Organic/Biochemistry Unit 2 Summary of Activities

 

1.  Pseudoscience and Human Health Ted Talk (VESTED View/5-E Engage)

2. Acids, Bases and Buffers: Acid Overdose Case Study  (5-E Explore/VESTED Explain/Speak)

3. Strong Acid/Base Titration (5-E Explain/VESTED Explain and Speak)

4. Heartburn Introduction Lesson (VESTED View/5-E Engage)

5.Heartburn Remedies Research (5-E Explain/VESTED Transform)

7. Heartburn Remedy Test (Inquiry LAB) (5-E Ellaborate/VESTED Extend)

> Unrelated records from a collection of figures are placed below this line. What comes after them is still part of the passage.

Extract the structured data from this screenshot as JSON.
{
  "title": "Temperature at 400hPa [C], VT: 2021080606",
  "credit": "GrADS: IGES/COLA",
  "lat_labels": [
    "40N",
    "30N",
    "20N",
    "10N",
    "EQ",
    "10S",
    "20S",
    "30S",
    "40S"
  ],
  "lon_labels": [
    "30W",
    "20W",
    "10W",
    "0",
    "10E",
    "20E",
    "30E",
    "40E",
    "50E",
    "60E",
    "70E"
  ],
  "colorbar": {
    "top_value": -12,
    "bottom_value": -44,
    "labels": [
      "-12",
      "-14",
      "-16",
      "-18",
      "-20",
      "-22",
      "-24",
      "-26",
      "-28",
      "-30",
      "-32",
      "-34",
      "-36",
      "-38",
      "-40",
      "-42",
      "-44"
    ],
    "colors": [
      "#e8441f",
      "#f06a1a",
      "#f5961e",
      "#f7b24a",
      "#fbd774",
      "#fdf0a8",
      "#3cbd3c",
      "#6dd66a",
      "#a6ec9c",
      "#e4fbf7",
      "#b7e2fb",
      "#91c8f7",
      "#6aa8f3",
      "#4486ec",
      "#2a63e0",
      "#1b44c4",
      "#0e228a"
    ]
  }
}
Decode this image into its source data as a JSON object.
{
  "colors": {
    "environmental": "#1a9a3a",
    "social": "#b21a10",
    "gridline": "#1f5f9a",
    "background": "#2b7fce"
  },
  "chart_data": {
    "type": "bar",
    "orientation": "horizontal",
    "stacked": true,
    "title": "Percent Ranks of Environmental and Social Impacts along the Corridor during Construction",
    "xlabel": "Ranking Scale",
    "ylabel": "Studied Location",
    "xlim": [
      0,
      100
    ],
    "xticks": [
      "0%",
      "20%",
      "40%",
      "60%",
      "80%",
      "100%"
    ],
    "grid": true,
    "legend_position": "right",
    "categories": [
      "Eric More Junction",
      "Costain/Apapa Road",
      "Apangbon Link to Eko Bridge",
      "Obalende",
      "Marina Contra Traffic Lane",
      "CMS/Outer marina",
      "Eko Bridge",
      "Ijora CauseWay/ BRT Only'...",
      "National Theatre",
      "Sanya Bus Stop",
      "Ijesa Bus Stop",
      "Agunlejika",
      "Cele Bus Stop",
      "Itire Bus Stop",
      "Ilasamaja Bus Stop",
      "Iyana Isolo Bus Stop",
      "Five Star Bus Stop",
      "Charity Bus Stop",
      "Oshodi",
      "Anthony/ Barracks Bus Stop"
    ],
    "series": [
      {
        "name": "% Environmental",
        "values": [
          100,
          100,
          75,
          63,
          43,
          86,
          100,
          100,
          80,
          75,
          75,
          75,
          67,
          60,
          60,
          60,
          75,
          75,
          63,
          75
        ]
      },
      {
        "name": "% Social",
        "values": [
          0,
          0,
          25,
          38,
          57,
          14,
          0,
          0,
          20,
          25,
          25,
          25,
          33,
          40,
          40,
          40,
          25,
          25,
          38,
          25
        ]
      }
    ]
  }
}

8. Heartburn Remedy Presentation (5-E Evaluate/VESTED Deliver)

Unit 2 Description
 
Unit 2: Acids, Bases and Scientific Evidence: Investigating Heartburn Remedies
 
This is the second unit in my Organic/Biochemistry Class.  My goals are to review the basic concepts of acids and bases, to make sure that students know how to do a titration and understand the microscopic chemical process that are being measured, as well as examine how acid/base chemistry is important in living systems and examine how science information is often manipulated and presented in such a way as to mislead nonscientists.
 

5-E Engage (VESTED View)

Video from TED Talks

 

I

5-E Explore (VESTED Explain/Speak)

Acids, Bases, and Buffers: A Case of Aspirin Overdose from the National Center for Case Studies in Science

 

In this “clicker case,” a three-year-old girl gets into the medicine cabinet and ingests an unknown number of aspirin tablets. Her brother calls 911 and the girl is taken to a nearby hospital, where she is treated. The case is used to discuss the Law of Mass Action, chemical equilibrium and equilibrium constants, pH, and weak acids and buffers in the context of medical management of a life-threatening emergency. It is called a “clicker” case because it is designed to be presented in a class that uses personal response systems, or “clickers.” The case is presented via a series of PowerPoint slides (~400KB) punctuated by multiple-choice questions, which the students answer using their clickers. It could be adapted for use without these technologies. The case is suitable for use in an introductory biology course where integration with biologically relevant chemistry is an important course objective. It could also be used in a chemistry course.